FIRST COURSES - PASTA
Pumpkin gnocchi
Ingredients for 4 servings:
1 kg pumpkin
200 gr white flour
1 egg
Some pinches of nutmeg
Salt

Dressing: basil tomatoe sauce, some tablespoons of grated Grana Padano cheese, salt; or melted butter, sage, grated Grana Padano cheese.
Pumpkin gnocchi
Preparation:
Remove seeds and rind from the pumpkin, cut the flesh into big pieces and cook it in the preferably in the oven (or boiling salted water).

Assemble in a bowl the pumpkin (previously passed through a sieve), flour sifted, egg, a pinch of salt and nutmeg; then mix well all the ingredients.

Cook the mixture, making it drop with a teaspoon, in abundant salted boiling water; drain gnocchi soon when they afloat.

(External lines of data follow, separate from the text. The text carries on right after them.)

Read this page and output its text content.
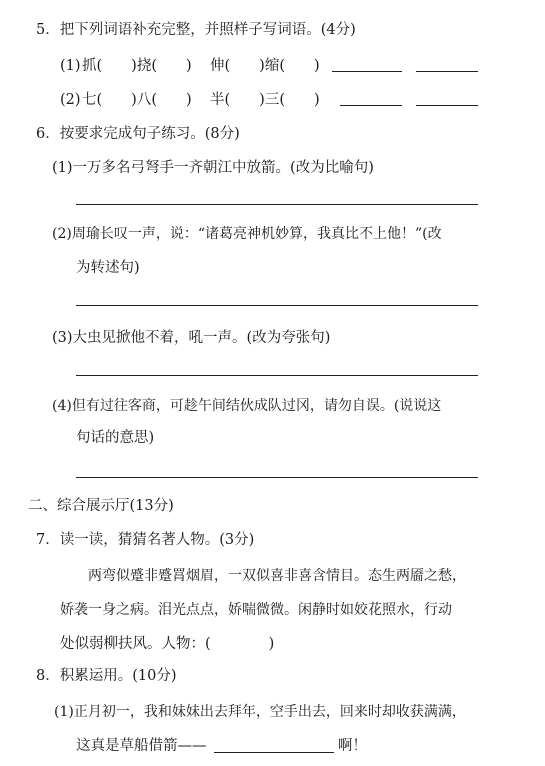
5．把下列词语补充完整，并照样子写词语。(4分)
(1) 抓(　　)挠(　　) 伸(　　)缩(　　)
(2) 七(　　)八(　　) 半(　　)三(　　)
6．按要求完成句子练习。(8分)
(1)一万多名弓弩手一齐朝江中放箭。(改为比喻句)
(2)周瑜长叹一声，说：“诸葛亮神机妙算，我真比不上他！”(改
为转述句)
(3)大虫见掀他不着，吼一声。(改为夸张句)
(4)但有过往客商，可趁午间结伙成队过冈，请勿自误。(说说这
句话的意思)
二、综合展示厅(13分)
7．读一读，猜猜名著人物。(3分)
两弯似蹙非蹙罥烟眉，一双似喜非喜含情目。态生两靥之愁，
娇袭一身之病。泪光点点，娇喘微微。闲静时如姣花照水，行动
处似弱柳扶风。人物：(　　　　)
8．积累运用。(10分)
(1)正月初一，我和妹妹出去拜年，空手出去，回来时却收获满满，
这真是草船借箭——	啊！
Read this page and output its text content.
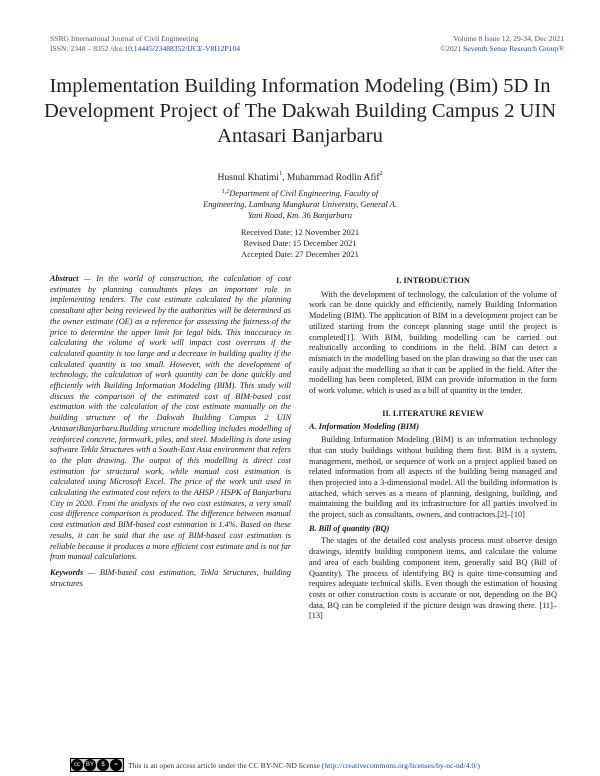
SSRG International Journal of Civil Engineering
ISSN: 2348 – 8352 /doi:10.14445/23488352/IJCE-V8I12P104
Volume 8 Issue 12, 29-34, Dec 2021
©2021 Seventh Sense Research Group®
Implementation Building Information Modeling (Bim) 5D In Development Project of The Dakwah Building Campus 2 UIN Antasari Banjarbaru
Husnul Khatimi$^1$, Muhammad Rodlin Afif$^2$
$^{1,2}$Department of Civil Engineering, Faculty of Engineering, Lambung Mangkurat University, General A. Yani Road, Km. 36 Banjarbaru
Received Date: 12 November 2021
Revised Date: 15 December 2021
Accepted Date: 27 December 2021
Abstract — In the world of construction, the calculation of cost estimates by planning consultants plays an important role in implementing tenders. The cost estimate calculated by the planning consultant after being reviewed by the authorities will be determined as the owner estimate (OE) as a reference for assessing the fairness of the price to determine the upper limit for legal bids. This inaccuracy in calculating the volume of work will impact cost overruns if the calculated quantity is too large and a decrease in building quality if the calculated quantity is too small. However, with the development of technology, the calculation of work quantity can be done quickly and efficiently with Building Information Modeling (BIM). This study will discuss the comparison of the estimated cost of BIM-based cost estimation with the calculation of the cost estimate manually on the building structure of the Dakwah Building Campus 2 UIN AntasariBanjarbaru.Building structure modelling includes modelling of reinforced concrete, formwork, piles, and steel. Modelling is done using software Tekla Structures with a South-East Asia environment that refers to the plan drawing. The output of this modelling is direct cost estimation for structural work, while manual cost estimation is calculated using Microsoft Excel. The price of the work unit used in calculating the estimated cost refers to the AHSP / HSPK of Banjarbaru City in 2020. From the analysis of the two cost estimates, a very small cost difference comparison is produced. The difference between manual cost estimation and BIM-based cost estimation is 1.4%. Based on these results, it can be said that the use of BIM-based cost estimation is reliable because it produces a more efficient cost estimate and is not far from manual calculations.
Keywords — BIM-based cost estimation, Tekla Structures, building structures
I. INTRODUCTION

With the development of technology, the calculation of the volume of work can be done quickly and efficiently, namely Building Information Modeling (BIM). The application of BIM in a development project can be utilized starting from the concept planning stage until the project is completed[1]. With BIM, building modelling can be carried out realistically according to conditions in the field. BIM can detect a mismatch in the modelling based on the plan drawing so that the user can easily adjust the modelling so that it can be applied in the field. After the modelling has been completed, BIM can provide information in the form of work volume, which is used as a bill of quantity in the tender.

II. LITERATURE REVIEW
A. Information Modeling (BIM)

Building Information Modeling (BIM) is an information technology that can study buildings without building them first. BIM is a system, management, method, or sequence of work on a project applied based on related information from all aspects of the building being managed and then projected into a 3-dimensional model. All the building information is attached, which serves as a means of planning, designing, building, and maintaining the building and its infrastructure for all parties involved in the project, such as consultants, owners, and contractors.[2]–[10]

B. Bill of quantity (BQ)

The stages of the detailed cost analysis process must observe design drawings, identify building component items, and calculate the volume and area of each building component item, generally said BQ (Bill of Quantity). The process of identifying BQ is quite time-consuming and requires adequate technical skills. Even though the estimation of housing costs or other construction costs is accurate or not, depending on the BQ data, BQ can be completed if the picture design was drawing there. [11]–[13]

cc BY	$	=	This is an open access article under the CC BY-NC-ND license ( http://creativecommons.org/licenses/by-nc-nd/4.0/ )
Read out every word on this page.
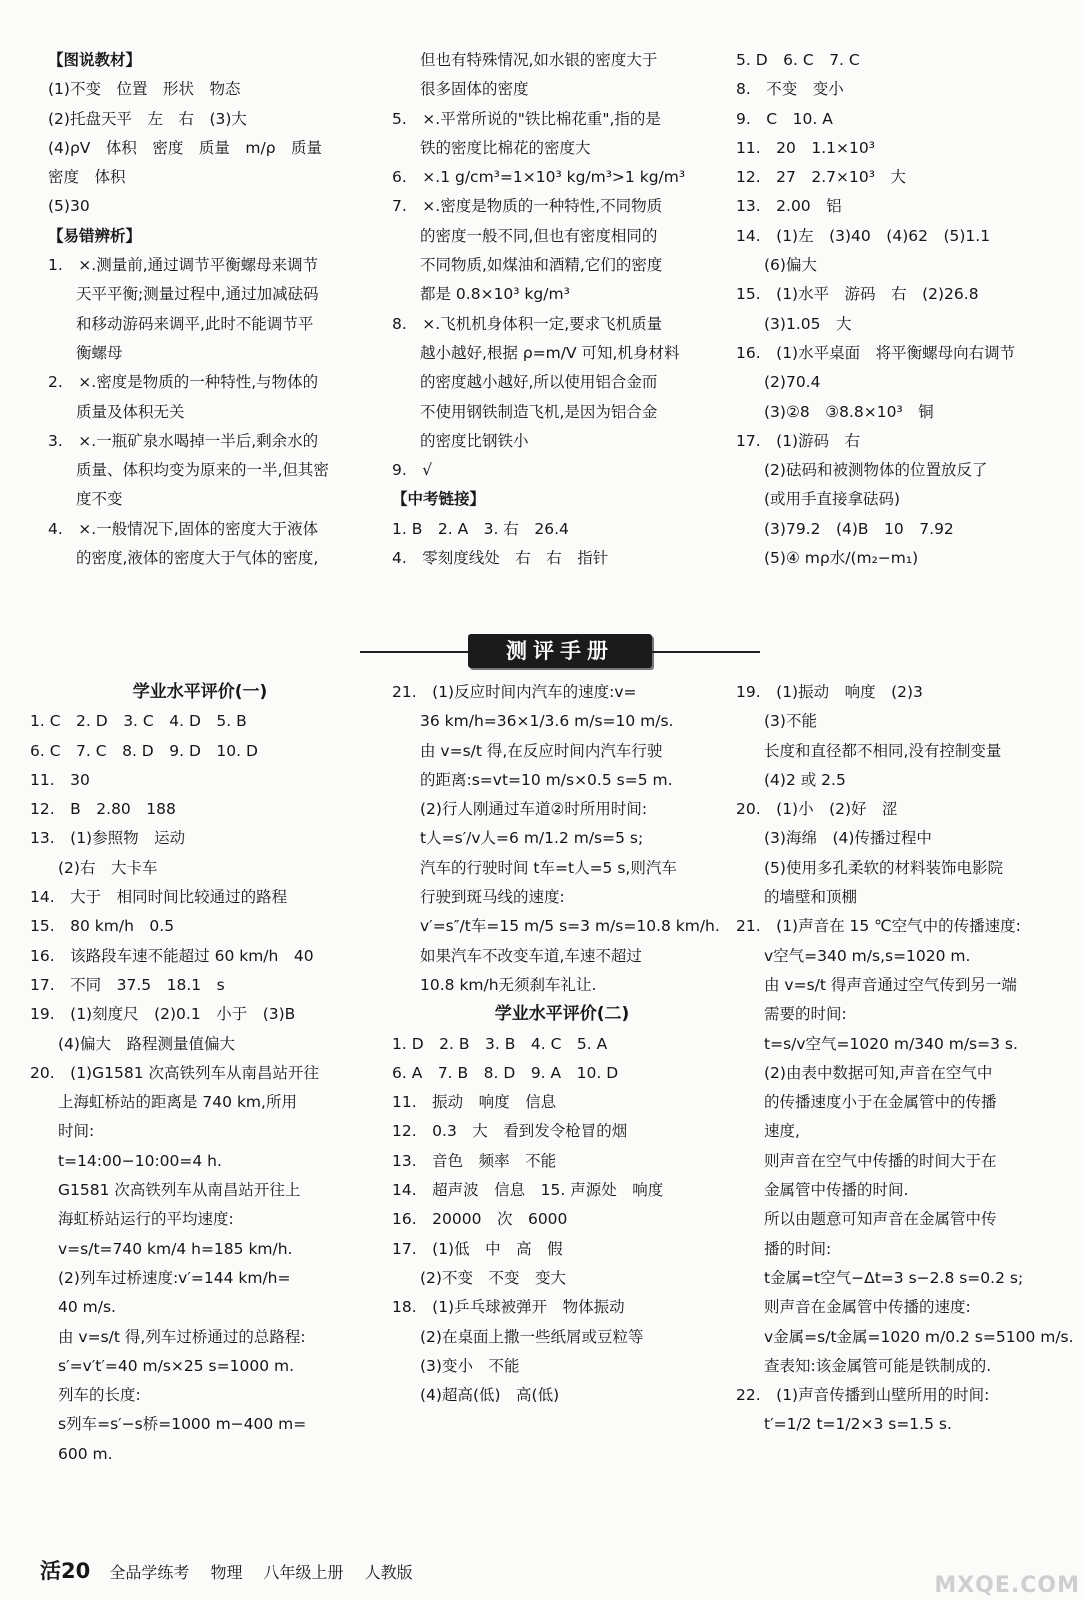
【图说教材】
(1)不变　位置　形状　物态
(2)托盘天平　左　右　(3)大
(4)ρV　体积　密度　质量　m/ρ　质量
密度　体积
(5)30
【易错辨析】
1.　×.测量前,通过调节平衡螺母来调节
天平平衡;测量过程中,通过加减砝码
和移动游码来调平,此时不能调节平
衡螺母
2.　×.密度是物质的一种特性,与物体的
质量及体积无关
3.　×.一瓶矿泉水喝掉一半后,剩余水的
质量、体积均变为原来的一半,但其密
度不变
4.　×.一般情况下,固体的密度大于液体
的密度,液体的密度大于气体的密度,
但也有特殊情况,如水银的密度大于
很多固体的密度
5.　×.平常所说的"铁比棉花重",指的是
铁的密度比棉花的密度大
6.　×.1 g/cm³=1×10³ kg/m³>1 kg/m³
7.　×.密度是物质的一种特性,不同物质
的密度一般不同,但也有密度相同的
不同物质,如煤油和酒精,它们的密度
都是 0.8×10³ kg/m³
8.　×.飞机机身体积一定,要求飞机质量
越小越好,根据 ρ=m/V 可知,机身材料
的密度越小越好,所以使用铝合金而
不使用钢铁制造飞机,是因为铝合金
的密度比钢铁小
9.　√
【中考链接】
1. B　2. A　3. 右　26.4
4.　零刻度线处　右　右　指针
5. D　6. C　7. C
8.　不变　变小
9.　C　10. A
11.　20　1.1×10³
12.　27　2.7×10³　大
13.　2.00　铝
14.　(1)左　(3)40　(4)62　(5)1.1
(6)偏大
15.　(1)水平　游码　右　(2)26.8
(3)1.05　大
16.　(1)水平桌面　将平衡螺母向右调节
(2)70.4
(3)②8　③8.8×10³　铜
17.　(1)游码　右
(2)砝码和被测物体的位置放反了
(或用手直接拿砝码)
(3)79.2　(4)B　10　7.92
(5)④ mρ水/(m₂−m₁)
测评手册
学业水平评价(一)
1. C　2. D　3. C　4. D　5. B
6. C　7. C　8. D　9. D　10. D
11.　30
12.　B　2.80　188
13.　(1)参照物　运动
(2)右　大卡车
14.　大于　相同时间比较通过的路程
15.　80 km/h　0.5
16.　该路段车速不能超过 60 km/h　40
17.　不同　37.5　18.1　s
19.　(1)刻度尺　(2)0.1　小于　(3)B
(4)偏大　路程测量值偏大
20.　(1)G1581 次高铁列车从南昌站开往
上海虹桥站的距离是 740 km,所用
时间:
t=14:00−10:00=4 h.
G1581 次高铁列车从南昌站开往上
海虹桥站运行的平均速度:
v=s/t=740 km/4 h=185 km/h.
(2)列车过桥速度:v′=144 km/h=
40 m/s.
由 v=s/t 得,列车过桥通过的总路程:
s′=v′t′=40 m/s×25 s=1000 m.
列车的长度:
s列车=s′−s桥=1000 m−400 m=
600 m.
21.　(1)反应时间内汽车的速度:v=
36 km/h=36×1/3.6 m/s=10 m/s.
由 v=s/t 得,在反应时间内汽车行驶
的距离:s=vt=10 m/s×0.5 s=5 m.
(2)行人刚通过车道②时所用时间:
t人=s′/v人=6 m/1.2 m/s=5 s;
汽车的行驶时间 t车=t人=5 s,则汽车
行驶到斑马线的速度:
v′=s″/t车=15 m/5 s=3 m/s=10.8 km/h.
如果汽车不改变车道,车速不超过
10.8 km/h无须刹车礼让.
学业水平评价(二)
1. D　2. B　3. B　4. C　5. A
6. A　7. B　8. D　9. A　10. D
11.　振动　响度　信息
12.　0.3　大　看到发令枪冒的烟
13.　音色　频率　不能
14.　超声波　信息　15. 声源处　响度
16.　20000　次　6000
17.　(1)低　中　高　假
(2)不变　不变　变大
18.　(1)乒乓球被弹开　物体振动
(2)在桌面上撒一些纸屑或豆粒等
(3)变小　不能
(4)超高(低)　高(低)
19.　(1)振动　响度　(2)3
(3)不能
长度和直径都不相同,没有控制变量
(4)2 或 2.5
20.　(1)小　(2)好　涩
(3)海绵　(4)传播过程中
(5)使用多孔柔软的材料装饰电影院
的墙壁和顶棚
21.　(1)声音在 15 ℃空气中的传播速度:
v空气=340 m/s,s=1020 m.
由 v=s/t 得声音通过空气传到另一端
需要的时间:
t=s/v空气=1020 m/340 m/s=3 s.
(2)由表中数据可知,声音在空气中
的传播速度小于在金属管中的传播
速度,
则声音在空气中传播的时间大于在
金属管中传播的时间.
所以由题意可知声音在金属管中传
播的时间:
t金属=t空气−Δt=3 s−2.8 s=0.2 s;
则声音在金属管中传播的速度:
v金属=s/t金属=1020 m/0.2 s=5100 m/s.
查表知:该金属管可能是铁制成的.
22.　(1)声音传播到山壁所用的时间:
t′=1/2 t=1/2×3 s=1.5 s.
活20 全品学练考 物理 八年级上册 人教版
MXQE.COM
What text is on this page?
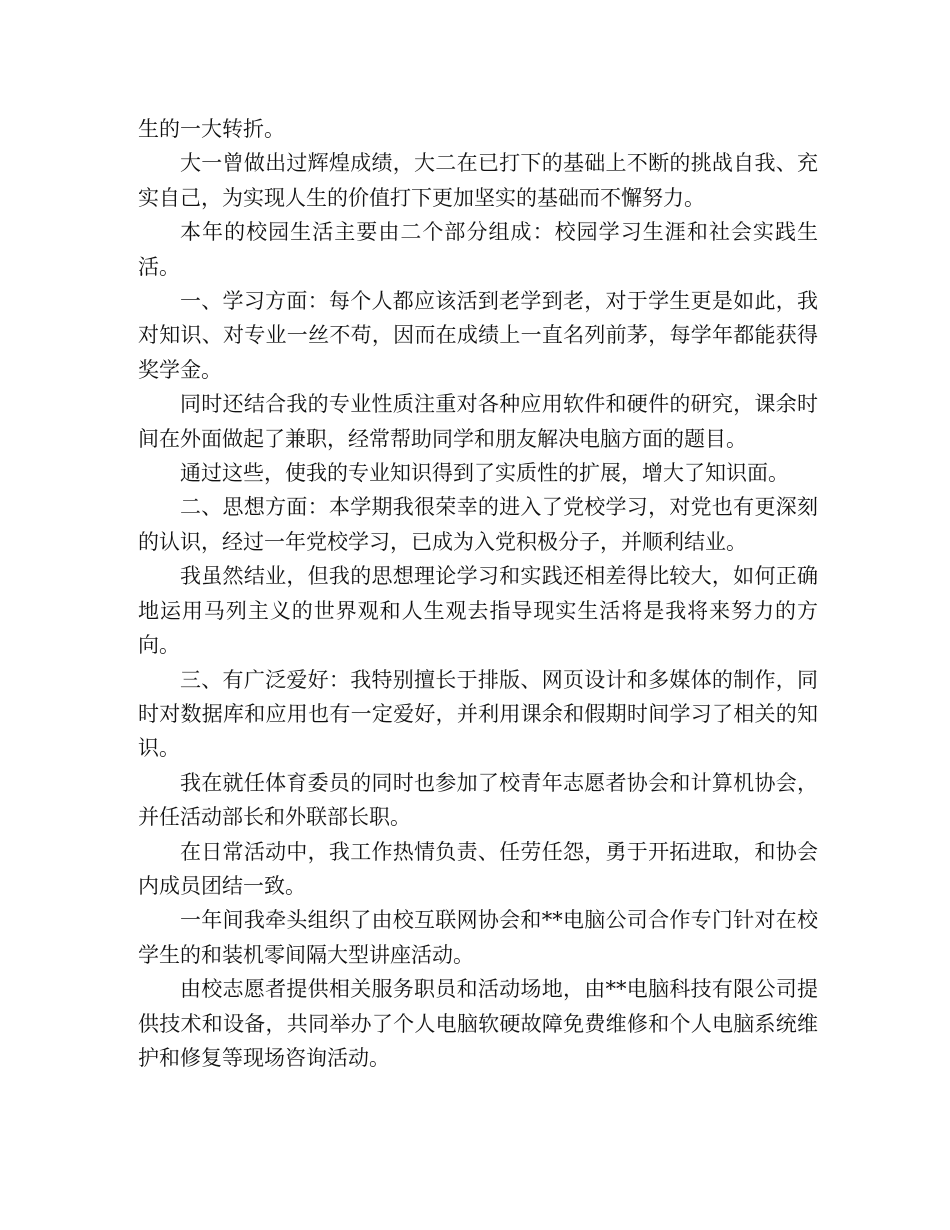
生的一大转折。

大一曾做出过辉煌成绩，大二在已打下的基础上不断的挑战自我、充实自己，为实现人生的价值打下更加坚实的基础而不懈努力。

本年的校园生活主要由二个部分组成：校园学习生涯和社会实践生活。

一、学习方面：每个人都应该活到老学到老，对于学生更是如此，我对知识、对专业一丝不苟，因而在成绩上一直名列前茅，每学年都能获得奖学金。

同时还结合我的专业性质注重对各种应用软件和硬件的研究，课余时间在外面做起了兼职，经常帮助同学和朋友解决电脑方面的题目。

通过这些，使我的专业知识得到了实质性的扩展，增大了知识面。

二、思想方面：本学期我很荣幸的进入了党校学习，对党也有更深刻的认识，经过一年党校学习，已成为入党积极分子，并顺利结业。

我虽然结业，但我的思想理论学习和实践还相差得比较大，如何正确地运用马列主义的世界观和人生观去指导现实生活将是我将来努力的方向。

三、有广泛爱好：我特别擅长于排版、网页设计和多媒体的制作，同时对数据库和应用也有一定爱好，并利用课余和假期时间学习了相关的知识。

我在就任体育委员的同时也参加了校青年志愿者协会和计算机协会，并任活动部长和外联部长职。

在日常活动中，我工作热情负责、任劳任怨，勇于开拓进取，和协会内成员团结一致。

一年间我牵头组织了由校互联网协会和**电脑公司合作专门针对在校学生的和装机零间隔大型讲座活动。

由校志愿者提供相关服务职员和活动场地，由**电脑科技有限公司提供技术和设备，共同举办了个人电脑软硬故障免费维修和个人电脑系统维护和修复等现场咨询活动。
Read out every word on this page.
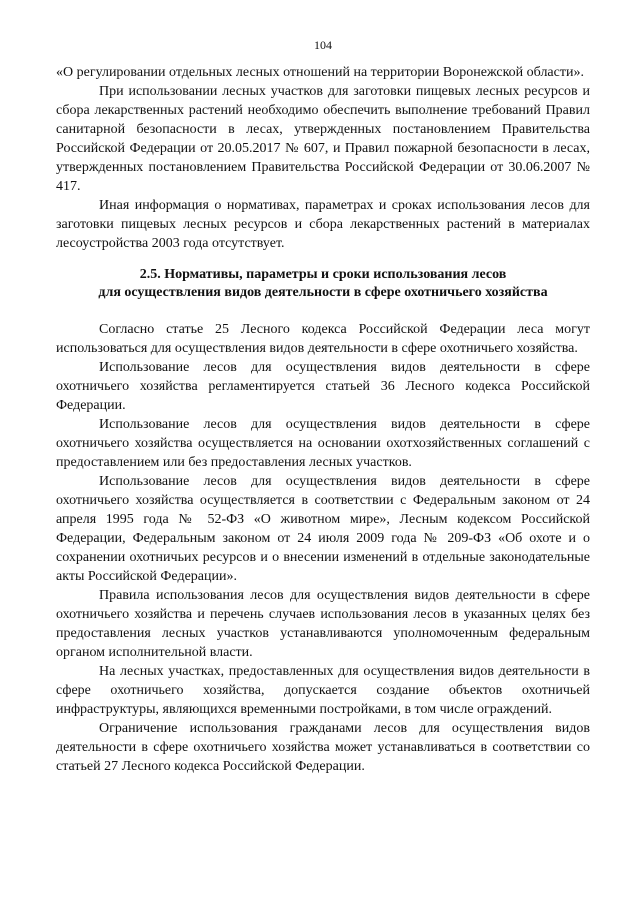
104

«О регулировании отдельных лесных отношений на территории Воронежской области».

При использовании лесных участков для заготовки пищевых лесных ресурсов и сбора лекарственных растений необходимо обеспечить выполнение требований Правил санитарной безопасности в лесах, утвержденных постановлением Правительства Российской Федерации от 20.05.2017 № 607, и Правил пожарной безопасности в лесах, утвержденных постановлением Правительства Российской Федерации от 30.06.2007 № 417.

Иная информация о нормативах, параметрах и сроках использования лесов для заготовки пищевых лесных ресурсов и сбора лекарственных растений в материалах лесоустройства 2003 года отсутствует.

2.5. Нормативы, параметры и сроки использования лесов
для осуществления видов деятельности в сфере охотничьего хозяйства

Согласно статье 25 Лесного кодекса Российской Федерации леса могут использоваться для осуществления видов деятельности в сфере охотничьего хозяйства.

Использование лесов для осуществления видов деятельности в сфере охотничьего хозяйства регламентируется статьей 36 Лесного кодекса Российской Федерации.

Использование лесов для осуществления видов деятельности в сфере охотничьего хозяйства осуществляется на основании охотхозяйственных соглашений с предоставлением или без предоставления лесных участков.

Использование лесов для осуществления видов деятельности в сфере охотничьего хозяйства осуществляется в соответствии с Федеральным законом от 24 апреля 1995 года № 52-ФЗ «О животном мире», Лесным кодексом Российской Федерации, Федеральным законом от 24 июля 2009 года № 209-ФЗ «Об охоте и о сохранении охотничьих ресурсов и о внесении изменений в отдельные законодательные акты Российской Федерации».

Правила использования лесов для осуществления видов деятельности в сфере охотничьего хозяйства и перечень случаев использования лесов в указанных целях без предоставления лесных участков устанавливаются уполномоченным федеральным органом исполнительной власти.

На лесных участках, предоставленных для осуществления видов деятельности в сфере охотничьего хозяйства, допускается создание объектов охотничьей инфраструктуры, являющихся временными постройками, в том числе ограждений.

Ограничение использования гражданами лесов для осуществления видов деятельности в сфере охотничьего хозяйства может устанавливаться в соответствии со статьей 27 Лесного кодекса Российской Федерации.
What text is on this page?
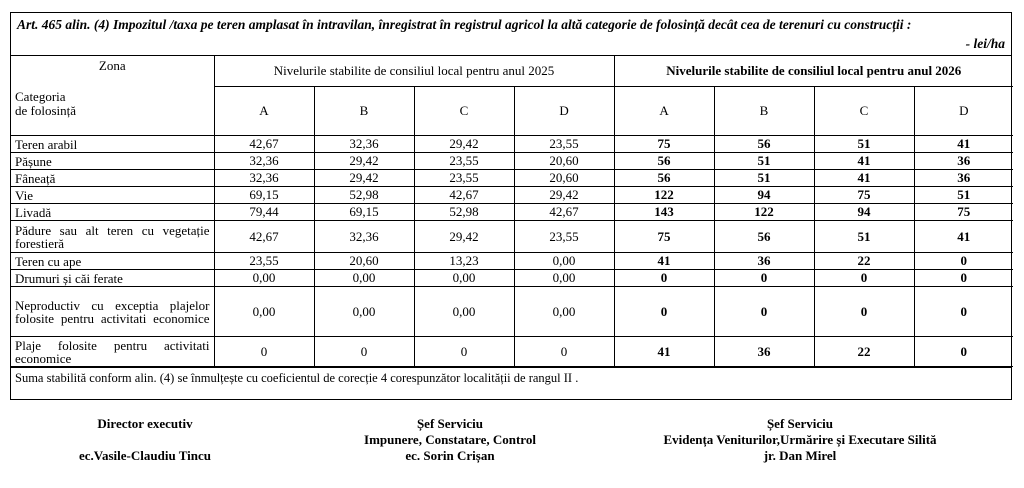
Art. 465 alin. (4) Impozitul /taxa pe teren amplasat în intravilan, înregistrat în registrul agricol la altă categorie de folosință decât cea de terenuri cu construcții :
- lei/ha
Zona
Categoria
de folosință	Nivelurile stabilite de consiliul local pentru anul 2025				Nivelurile stabilite de consiliul local pentru anul 2026			
	A	B	C	D	A	B	C	D
Teren arabil	42,67	32,36	29,42	23,55	75	56	51	41
Pășune	32,36	29,42	23,55	20,60	56	51	41	36
Fâneață	32,36	29,42	23,55	20,60	56	51	41	36
Vie	69,15	52,98	42,67	29,42	122	94	75	51
Livadă	79,44	69,15	52,98	42,67	143	122	94	75
Pădure sau alt teren cu vegetație forestieră	42,67	32,36	29,42	23,55	75	56	51	41
Teren cu ape	23,55	20,60	13,23	0,00	41	36	22	0
Drumuri și căi ferate	0,00	0,00	0,00	0,00	0	0	0	0
Neproductiv cu exceptia plajelor folosite pentru activitati economice	0,00	0,00	0,00	0,00	0	0	0	0
Plaje folosite pentru activitati economice	0	0	0	0	41	36	22	0
Suma stabilită conform alin. (4) se înmulțește cu coeficientul de corecție 4 corespunzător localității de rangul II .
Director executiv
ec.Vasile-Claudiu Tincu
Șef Serviciu
Impunere, Constatare, Control
ec. Sorin Crișan
Șef Serviciu
Evidența Veniturilor,Urmărire și Executare Silită
jr. Dan Mirel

Dress them with the tomatoe sauce and grated Grana Padana or melted butter, sage and Grana Padano.

Serve really hot.

Origin: Mantova (Mantua, Lombardy)
Ingredients for: 4 servings
Preparation: 90 minutes
Cooking: 30 minutes
Difficulty: easy

Chef's advice
“Gnocchi alla zucca” is a typical product of the mantuan cuisine tradition.
For a more rich dish, replace the tomatoe sauce with a tasty “ragù di salsiccia” (sausage ragout): fry slightly a minced onion and a really good chopped pork sausage; add a clove of garlic and some fresh tomatoe pulp.
The recommended wine is Valcalepio Bianco (white) or Rosso della Signoria (red).